Emilio puso su mejor cara de hermano condescendiente porque sabía que eso provocaría a Cordelia y, en efecto, ella no pudo resistirse a pellizcarlo.

—¡Ay! ¡Cuidado con el enfermo! ¿Qué clase de enfermeras hay en esta casa? Una me lava el estómago con brebajes inmundos y la otra me despierta con sus ruidos y me pellizca.

La risa de Cordelia brotó espontánea y fresca, que era lo que Emilio buscaba.

Estaba preocupado en serio por el estado de ánimo de su hermana, sobre todo porque sabía que estaba muy relacionado con el hombre taciturno que vivía solo en la montaña.

—De nuevo te pregunto: ¿estás dispuesto a contestar sin condiciones?
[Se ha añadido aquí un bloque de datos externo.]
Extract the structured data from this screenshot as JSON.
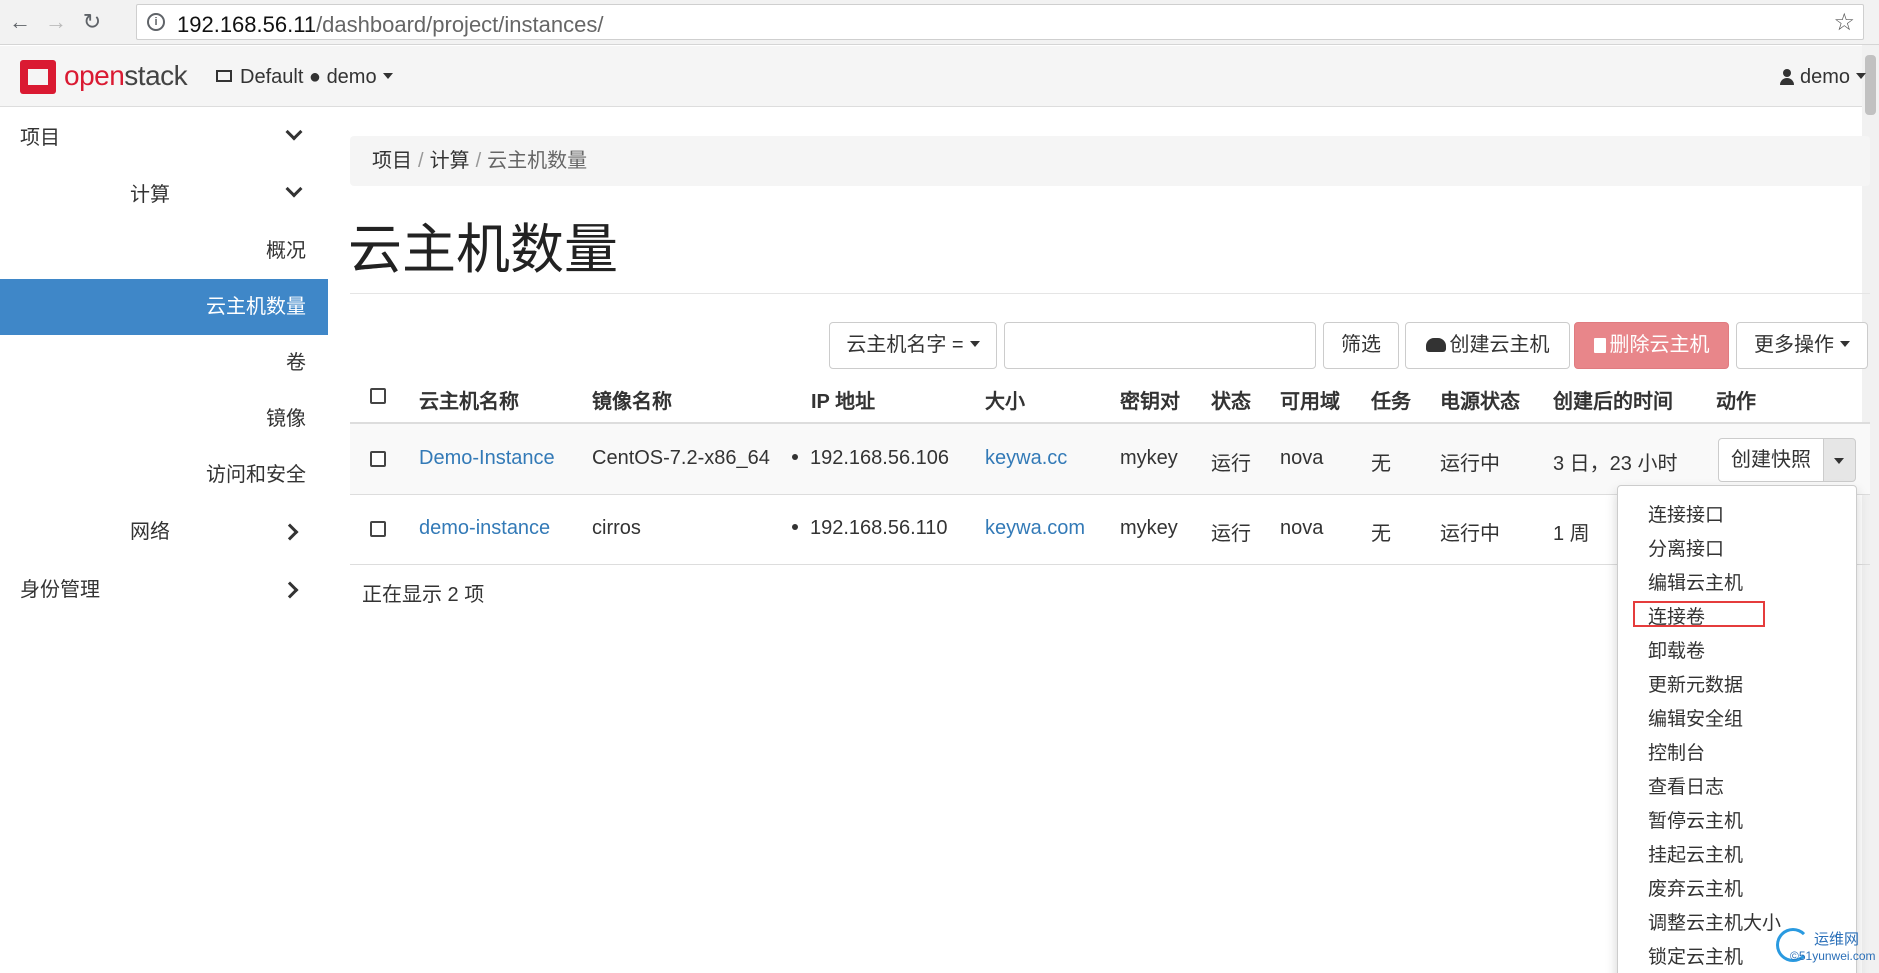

Emilio suspiró con aire teatral y puso cara de mártir.

—¿Qué puedo decir? Estoy aquí, inmovilizado bajo las mantas, casi sin poder respirar. Debería ser yo quien pidiera una última voluntad.

—¡Malvado! No digas esas cosas. Me harás enojar en serio.

—Está bien, está bien. Adelante con esa pregunta tan misteriosa.

Cordelia apretó la mano de su hermano sin darse cuenta cuando se dispuso a confiarle parte de sus dudas:

—Dime sólo esto: ¿qué se siente al estar enamorado?

Aun con toda su destreza en el arte del disimulo, a pesar de haberse preparado para cualquier excentricidad de su apasionada hermanita, Emilio no pudo ocultar la sombra que pasó por sus ojos al escuchar la pregunta.

De modo que se trataba de eso. Cordelia se había enamorado del guardaparque indio.

Tragó saliva y contuvo el inicio de otro ahogo en el pecho, antes de responder con serenidad:

—Eso, mi querida hermana, es algo que no puedo responderte.

La miró a los ojos buscando señales, antes de agregar:

—Jamás estuve enamorado.

Cordelia permaneció confusa y avergonzada. Temió haber herido los sentimientos de Emilio al preguntar aquello. Y también haberse descubierto. Abrió la boca para decir algo ocurrente que aliviara la tensión, cuando breves golpes en la puerta anuciaron la llegada de la tía Jose con una bandeja.

La mujer, entrada en años y en carnes, revoloteó alrededor de sus sobrinos con la ligereza de un cuerpo más menudo que el suyo. Ahuecó la almohada de Emilio, acomodó la manta sin necesidad, destapó la sopera de porcelana que despidió un delicioso olor a verduras y corrió a entreabrir la ventana para eliminar los "malos humores", como le gustaba decir.